Eating more, not less, better for the health

Related tags Nutrition

Diets which restrict the types of food we can eat in order to
promote are bad for our health because we are genetically
predisposed to eat the broadest possible spectrum of food, a new
book claims.

Diets which restrict the types of food consumers can eat in order to promote weight loss may in fact be bad for their health, according to researchers from the University of Arkansas.

Peter Ungar, an anthropologist at the University, said that humans had evolved to consume the widest possible range of foods, and that limiting that variety can lead to serious health risks.

"Americans assume that their diets are varied because of the seemingly infinite array of foods available to us,"​ Ungar said. "But if you look at the average American diet, it consists mainly of fat and starch. Occasionally, we throw in some tomatoes.

"Diets that purport to solve that problem by cutting out entire categories of food are taking the wrong approach,"​ he added. "The modern risk, at least in part, is that our diets aren't varied enough."

Ungar and his colleague Mark Teaford of Johns Hopkins University have just published a book entitled "Human Diet: its Origin and Evolution"​ which looks at the way human eating habits have developed and changed.

With input from physicians, anthropologists, nutritionists and paleontologists, the book examines human diet from the eating habits of our earliest ancestors to the diet-related health problems that plague our world today.
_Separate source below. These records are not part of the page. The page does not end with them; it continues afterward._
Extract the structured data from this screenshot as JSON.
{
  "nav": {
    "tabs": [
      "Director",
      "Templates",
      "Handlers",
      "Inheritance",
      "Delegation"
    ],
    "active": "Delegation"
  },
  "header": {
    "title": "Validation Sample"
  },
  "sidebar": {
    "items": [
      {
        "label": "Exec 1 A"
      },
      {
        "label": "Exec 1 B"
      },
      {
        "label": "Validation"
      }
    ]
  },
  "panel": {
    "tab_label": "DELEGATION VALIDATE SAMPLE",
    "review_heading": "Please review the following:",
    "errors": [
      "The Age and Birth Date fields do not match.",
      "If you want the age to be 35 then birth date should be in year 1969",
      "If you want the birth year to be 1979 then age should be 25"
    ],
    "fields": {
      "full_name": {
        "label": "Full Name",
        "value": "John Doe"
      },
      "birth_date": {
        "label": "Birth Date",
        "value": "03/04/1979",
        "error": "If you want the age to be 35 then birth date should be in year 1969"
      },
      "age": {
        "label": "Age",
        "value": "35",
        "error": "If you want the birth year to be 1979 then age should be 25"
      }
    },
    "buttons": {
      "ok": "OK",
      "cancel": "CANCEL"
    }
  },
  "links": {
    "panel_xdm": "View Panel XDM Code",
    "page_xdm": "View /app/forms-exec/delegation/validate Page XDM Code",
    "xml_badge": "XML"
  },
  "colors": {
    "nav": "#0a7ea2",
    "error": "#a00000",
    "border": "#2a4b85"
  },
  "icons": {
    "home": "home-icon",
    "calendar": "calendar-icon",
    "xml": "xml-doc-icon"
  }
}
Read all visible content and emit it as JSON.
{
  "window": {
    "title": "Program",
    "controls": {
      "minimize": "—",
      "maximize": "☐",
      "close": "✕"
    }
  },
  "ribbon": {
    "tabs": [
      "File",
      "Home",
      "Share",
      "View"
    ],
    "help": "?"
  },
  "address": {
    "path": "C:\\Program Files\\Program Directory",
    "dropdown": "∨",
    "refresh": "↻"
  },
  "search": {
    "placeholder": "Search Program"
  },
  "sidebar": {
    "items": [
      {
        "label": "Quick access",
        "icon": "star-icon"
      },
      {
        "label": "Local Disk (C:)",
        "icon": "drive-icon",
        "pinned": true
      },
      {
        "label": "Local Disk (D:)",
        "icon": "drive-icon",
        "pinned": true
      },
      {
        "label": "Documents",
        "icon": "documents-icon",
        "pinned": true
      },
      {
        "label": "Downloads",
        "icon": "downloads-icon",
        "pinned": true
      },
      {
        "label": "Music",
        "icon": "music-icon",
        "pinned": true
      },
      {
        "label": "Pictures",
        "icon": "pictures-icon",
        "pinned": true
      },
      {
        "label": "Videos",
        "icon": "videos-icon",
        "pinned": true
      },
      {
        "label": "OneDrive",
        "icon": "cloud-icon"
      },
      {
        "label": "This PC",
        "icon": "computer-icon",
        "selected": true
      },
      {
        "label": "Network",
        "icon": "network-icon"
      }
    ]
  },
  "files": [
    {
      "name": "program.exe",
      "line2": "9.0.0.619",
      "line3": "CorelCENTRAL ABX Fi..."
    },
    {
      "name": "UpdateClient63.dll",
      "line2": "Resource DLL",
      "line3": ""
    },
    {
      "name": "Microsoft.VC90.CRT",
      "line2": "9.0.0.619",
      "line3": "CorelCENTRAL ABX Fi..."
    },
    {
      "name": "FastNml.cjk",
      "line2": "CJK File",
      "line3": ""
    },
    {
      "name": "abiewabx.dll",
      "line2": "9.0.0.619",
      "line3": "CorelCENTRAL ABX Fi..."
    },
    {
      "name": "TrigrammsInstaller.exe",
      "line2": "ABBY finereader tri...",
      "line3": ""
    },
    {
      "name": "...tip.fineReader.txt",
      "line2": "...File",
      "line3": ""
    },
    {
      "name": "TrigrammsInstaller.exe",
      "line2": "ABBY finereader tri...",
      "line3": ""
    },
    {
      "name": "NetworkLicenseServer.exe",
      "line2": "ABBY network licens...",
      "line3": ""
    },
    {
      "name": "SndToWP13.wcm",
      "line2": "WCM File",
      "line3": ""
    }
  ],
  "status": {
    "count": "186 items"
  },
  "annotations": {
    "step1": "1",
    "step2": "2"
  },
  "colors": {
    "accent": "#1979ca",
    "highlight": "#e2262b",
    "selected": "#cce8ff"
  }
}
The overall message of the book is clear: human beings evolved to eat the most varied diet of any species and the limited nature of our modern diet can therefore lead to chronic health problems.

Ungar and Teaford suggest that the discrepancy between modern eating habits and the metabolic functioning of the human body has given rise to such diseases as diabetes, cancer and heart disease. Further restriction of food intake, such as that prescribed by fad diets, has been shown to promote kidney failure, enlargement of the pancreas and iron deficiency.

By understanding the diet of Man's earliest ancestors, the researchers hope to identify how modern eating habits have diverged and to assess the physiological consequences of that divergence.

"We are unique in the broad spectrum of foods we take. Primates have a much broader diet than other animals, but we're like super-primates,"​ Ungar explained. "We can eat almost anything we want. That's thanks to our fairly simple gut, our cultural ability to cook and detoxify foods and to our tools, which enable us to break down material that our teeth can't handle."

Nutritional quality has long been inadequate in the modern human diet, but Ungar and Teaford suggest that nutritional variety is also lacking. "As the medical field continues to find links between diet and disease, it becomes evident that the survival of our species may once again hinge on our ability to consume the right foods,"​ Ungar said.